Singapore, 14 September 2016 – A survey conducted by People’s Movement to Stop Haze (PM.Haze) has revealed that 32 out of 33 famous restaurant chains in Singapore use palm oil. It is the main component of cooking oil and its unsustainable production is a major cause of the haze. This sparked the launch of the #GoHazeFree campaign to increase awareness of the widespread use of palm oil as cooking oil in restaurants and calls for restaurants to switch to haze-free palm oil.
In July this year, PM.Haze approached staff at well-known restaurants and discovered that while almost all of the restaurants use palm oil, none of it were haze-free. Staff members that PM.Haze spoke to said that they were unaware that palm oil is a key ingredient in the “vegetable oil” they use every day. A separate survey conducted earlier this year also found that less than 50% of the public is aware of the widespread use of palm oil in everyday products.
To address this issue, PM.Haze announced the launch of the #GoHazeFree campaign. A short video on the campaign website provides information on the issue and visitors can sign a pledge and share photos with the hashtag to ask restaurants to ‘go haze-free’. To date, the campaign is supported by 15 local organisations and groups, including Nature Society and Animal Concerns Research & Education Society (ACRES).

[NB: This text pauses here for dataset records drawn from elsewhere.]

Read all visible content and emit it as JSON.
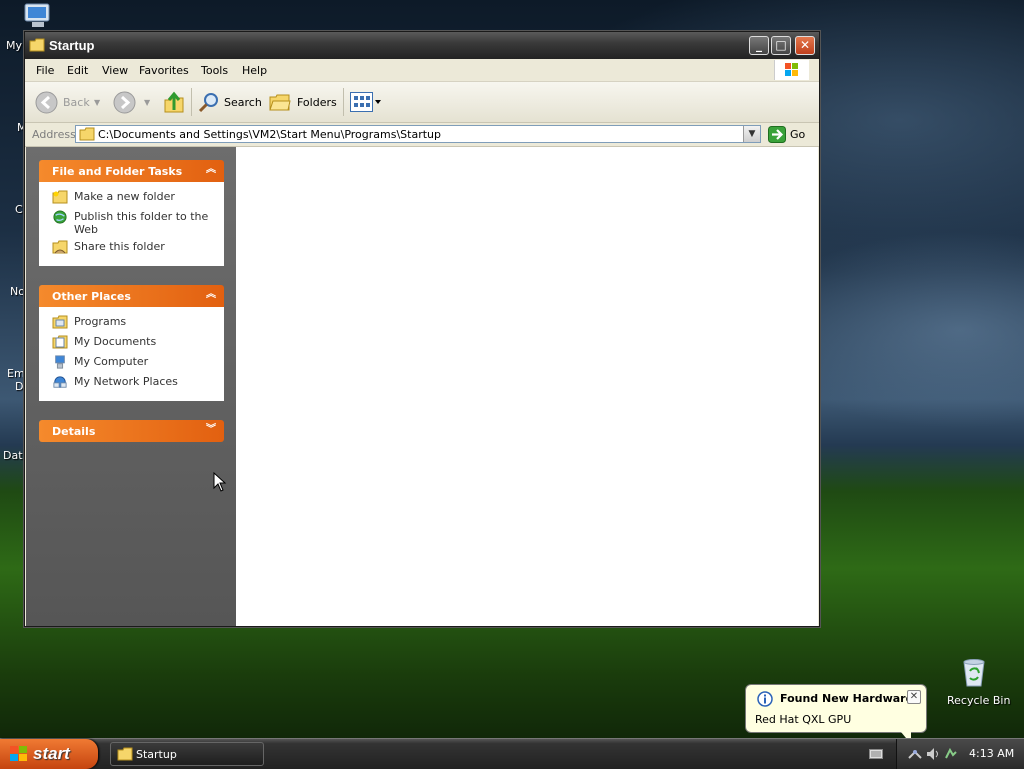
{
  "desktop": {
    "labels": [
      "My",
      "M",
      "C",
      "No",
      "Em",
      "D",
      "Dat"
    ],
    "recycle_bin": "Recycle Bin"
  },
  "window": {
    "title": "Startup",
    "buttons": {
      "minimize": "_",
      "maximize": "□",
      "close": "✕"
    }
  },
  "menubar": {
    "items": [
      "File",
      "Edit",
      "View",
      "Favorites",
      "Tools",
      "Help"
    ]
  },
  "toolbar": {
    "back": "Back",
    "search": "Search",
    "folders": "Folders"
  },
  "address": {
    "label": "Address",
    "value": "C:\\Documents and Settings\\VM2\\Start Menu\\Programs\\Startup",
    "go": "Go"
  },
  "taskpane": {
    "file_tasks": {
      "title": "File and Folder Tasks",
      "items": [
        "Make a new folder",
        "Publish this folder to the Web",
        "Share this folder"
      ]
    },
    "other_places": {
      "title": "Other Places",
      "items": [
        "Programs",
        "My Documents",
        "My Computer",
        "My Network Places"
      ]
    },
    "details": {
      "title": "Details"
    }
  },
  "taskbar": {
    "start": "start",
    "window_button": "Startup",
    "clock": "4:13 AM"
  },
  "balloon": {
    "title": "Found New Hardware",
    "message": "Red Hat QXL GPU"
  },
  "colors": {
    "panel_header": "#e26010",
    "start_button": "#c5440f",
    "balloon_bg": "#ffffe1"
  }
}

“When the haze happened last year (2015), the first thing that crossed my mind was that this was not the future I want Margaret to inherit. The food that we were eating actually causes harm to her through the haze. I had to do something about it and that is when I decided to convert my talk into action and join the movement to stop haze.” – Benjamin Tay, manager of PM.Haze
Consumer action is needed to motivate businesses to change. Compared to other palm oil products, cooking oil is easily recognised and understood and its supply chain is simple, making it an ideal product to start with.
“In the past few months, we spoke to many businesses that use palm oil, but most businesses were reluctant to switch, citing the lack of consumer awareness and demand. We realised that consumers have to voice out their support for haze-free palm oil, in order to drive change in the businesses. Many of these businesses have a wide regional presence, and if they go haze-free, it can create a ripple effect across the entire region as their competitors follow suit,” declared Tan Yi Han, President of PM.Haze.
Based on PM.Haze’s analysis of existing palm oil production and certification processes, the palm oil that is certified by Roundtable of Sustainable Palm Oil (RSPO) under the segregated supply chain model is found to be closest to haze-free. When sold as cooking oil, the packaging carries the RSPO-certified label. PM.Haze has developed a palm oil policy template for companies and has put together a list of suppliers of RSPO-certified cooking oil. Restaurants, as well as other food outlets and supermarkets selling housebrand cooking oil can go haze-free by committing to a palm oil policy with a time-bound implementation plan to procure only haze-free palm oil and switch their current supply to RSPO-certified sources.
People’s Movement to Stop Haze (PM.Haze) is a local non-government organisation. PM.Haze aims to empower people with the knowledge, values and means to be drivers of global action to stop the haze and ultimately attain clean air for present and future generations. PM.Haze holds outreach events and campaigns to promote the awareness of the causes and solutions to the haze.